Adelaide and Brisbane hold as the tightest rental market conditions, though they also saw a slight easing in May.

Regional markets saw a lower rise than the national average, at just 0.02 percentage points, which will nonetheless be good news to rental seekers with the regional vacancy rate sitting at 1.26 per cent.

PropTrack senior economist and report’s author, Paul Ryan, said that while the figures represent good news for renters, the reality on the ground means that competition will still be fierce.

“While any easing in conditions will be welcomed by renters, available properties remain very scarce with the vacancy rate at around half the levels seen before the pandemic.
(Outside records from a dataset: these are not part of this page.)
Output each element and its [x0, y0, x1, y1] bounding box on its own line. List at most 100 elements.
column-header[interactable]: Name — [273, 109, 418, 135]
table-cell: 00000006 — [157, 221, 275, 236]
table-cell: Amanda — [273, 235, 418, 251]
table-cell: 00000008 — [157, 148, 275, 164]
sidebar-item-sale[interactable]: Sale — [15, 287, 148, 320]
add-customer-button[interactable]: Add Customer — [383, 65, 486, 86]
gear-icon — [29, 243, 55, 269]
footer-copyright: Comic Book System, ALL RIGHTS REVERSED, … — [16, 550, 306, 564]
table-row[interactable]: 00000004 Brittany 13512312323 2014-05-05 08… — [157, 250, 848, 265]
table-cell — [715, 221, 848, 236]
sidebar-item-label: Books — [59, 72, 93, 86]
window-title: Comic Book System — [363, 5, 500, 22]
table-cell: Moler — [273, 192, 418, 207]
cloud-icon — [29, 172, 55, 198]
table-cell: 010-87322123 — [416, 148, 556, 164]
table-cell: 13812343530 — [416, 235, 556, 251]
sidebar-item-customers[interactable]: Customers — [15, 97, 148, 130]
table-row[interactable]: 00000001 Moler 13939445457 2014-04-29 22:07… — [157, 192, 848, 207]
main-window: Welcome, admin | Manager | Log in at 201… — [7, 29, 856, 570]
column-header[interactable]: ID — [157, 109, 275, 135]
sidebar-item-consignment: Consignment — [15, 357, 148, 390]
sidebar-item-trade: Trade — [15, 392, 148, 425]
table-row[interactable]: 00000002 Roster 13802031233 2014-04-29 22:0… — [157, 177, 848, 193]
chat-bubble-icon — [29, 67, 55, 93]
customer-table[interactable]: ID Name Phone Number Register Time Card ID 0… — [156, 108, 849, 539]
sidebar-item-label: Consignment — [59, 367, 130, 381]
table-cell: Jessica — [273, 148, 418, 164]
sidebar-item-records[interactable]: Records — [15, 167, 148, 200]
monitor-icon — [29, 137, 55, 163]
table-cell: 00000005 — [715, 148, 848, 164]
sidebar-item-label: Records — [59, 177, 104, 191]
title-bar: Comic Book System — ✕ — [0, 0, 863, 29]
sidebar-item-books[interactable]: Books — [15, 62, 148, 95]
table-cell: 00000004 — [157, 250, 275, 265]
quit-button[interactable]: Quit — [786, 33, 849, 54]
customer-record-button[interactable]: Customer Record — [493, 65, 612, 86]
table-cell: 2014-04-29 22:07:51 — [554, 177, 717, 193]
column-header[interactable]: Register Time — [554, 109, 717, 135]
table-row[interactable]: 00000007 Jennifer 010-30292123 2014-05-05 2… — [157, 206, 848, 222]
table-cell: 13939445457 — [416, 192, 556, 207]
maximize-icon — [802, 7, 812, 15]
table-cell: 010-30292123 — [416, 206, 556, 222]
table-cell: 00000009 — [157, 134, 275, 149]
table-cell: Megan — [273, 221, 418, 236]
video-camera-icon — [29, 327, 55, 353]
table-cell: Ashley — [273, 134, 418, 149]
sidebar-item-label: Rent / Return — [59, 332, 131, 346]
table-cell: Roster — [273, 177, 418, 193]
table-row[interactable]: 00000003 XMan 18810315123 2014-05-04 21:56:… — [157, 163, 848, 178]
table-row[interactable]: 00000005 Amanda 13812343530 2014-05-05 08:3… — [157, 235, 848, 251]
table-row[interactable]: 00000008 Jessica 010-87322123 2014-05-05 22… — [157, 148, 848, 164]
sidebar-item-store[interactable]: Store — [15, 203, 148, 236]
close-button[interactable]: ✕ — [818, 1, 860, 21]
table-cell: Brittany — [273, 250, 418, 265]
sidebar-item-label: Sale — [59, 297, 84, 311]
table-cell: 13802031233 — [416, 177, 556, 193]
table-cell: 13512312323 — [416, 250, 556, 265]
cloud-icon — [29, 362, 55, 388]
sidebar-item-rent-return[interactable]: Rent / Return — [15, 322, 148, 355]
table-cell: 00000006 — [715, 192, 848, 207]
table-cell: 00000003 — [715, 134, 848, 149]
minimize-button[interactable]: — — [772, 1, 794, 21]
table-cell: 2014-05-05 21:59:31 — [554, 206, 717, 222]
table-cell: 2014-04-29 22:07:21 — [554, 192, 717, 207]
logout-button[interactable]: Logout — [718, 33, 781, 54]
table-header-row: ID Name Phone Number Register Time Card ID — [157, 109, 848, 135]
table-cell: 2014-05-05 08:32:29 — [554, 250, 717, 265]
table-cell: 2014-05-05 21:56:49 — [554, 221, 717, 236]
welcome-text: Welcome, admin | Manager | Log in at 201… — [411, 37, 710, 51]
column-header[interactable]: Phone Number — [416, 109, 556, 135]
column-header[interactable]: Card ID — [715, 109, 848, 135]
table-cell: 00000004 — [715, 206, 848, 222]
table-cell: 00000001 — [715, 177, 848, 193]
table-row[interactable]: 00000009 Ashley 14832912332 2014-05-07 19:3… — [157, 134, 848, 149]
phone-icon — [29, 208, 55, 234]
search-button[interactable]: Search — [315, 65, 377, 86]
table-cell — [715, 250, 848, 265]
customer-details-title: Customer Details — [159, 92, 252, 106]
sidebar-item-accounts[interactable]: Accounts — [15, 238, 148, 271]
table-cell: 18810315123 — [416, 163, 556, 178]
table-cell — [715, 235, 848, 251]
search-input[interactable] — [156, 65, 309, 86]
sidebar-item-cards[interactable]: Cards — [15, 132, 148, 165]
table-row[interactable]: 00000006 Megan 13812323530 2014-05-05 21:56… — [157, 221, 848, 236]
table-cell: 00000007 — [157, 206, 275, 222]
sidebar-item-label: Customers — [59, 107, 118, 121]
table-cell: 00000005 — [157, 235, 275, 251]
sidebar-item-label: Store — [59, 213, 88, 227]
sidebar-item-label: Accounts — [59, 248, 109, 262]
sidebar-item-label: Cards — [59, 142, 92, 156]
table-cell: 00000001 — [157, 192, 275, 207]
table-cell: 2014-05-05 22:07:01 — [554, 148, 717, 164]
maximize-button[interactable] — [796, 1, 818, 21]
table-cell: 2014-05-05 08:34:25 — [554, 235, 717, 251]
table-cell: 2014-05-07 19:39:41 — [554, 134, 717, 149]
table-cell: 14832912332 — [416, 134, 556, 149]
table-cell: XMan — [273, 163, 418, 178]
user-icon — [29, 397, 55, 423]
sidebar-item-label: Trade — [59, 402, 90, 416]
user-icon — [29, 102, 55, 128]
This means competition for rentals will remain strong and rents will continue to increase,” Ryan said.

“The easing in conditions over the past three months has been most evident in Perth, Sydney and the ACT, with Perth seeing a substantial improvement after very tough conditions recently.

“While availability remains low across all markets, Adelaide and Brisbane remain the toughest for renters, with rental vacancy rates of 1.03 per cent and 1.11 per cent, respectively. We expect renters will face continued difficulty securing rentals and strong rent growth over the rest of 2024 in these markets,” Ryan noted.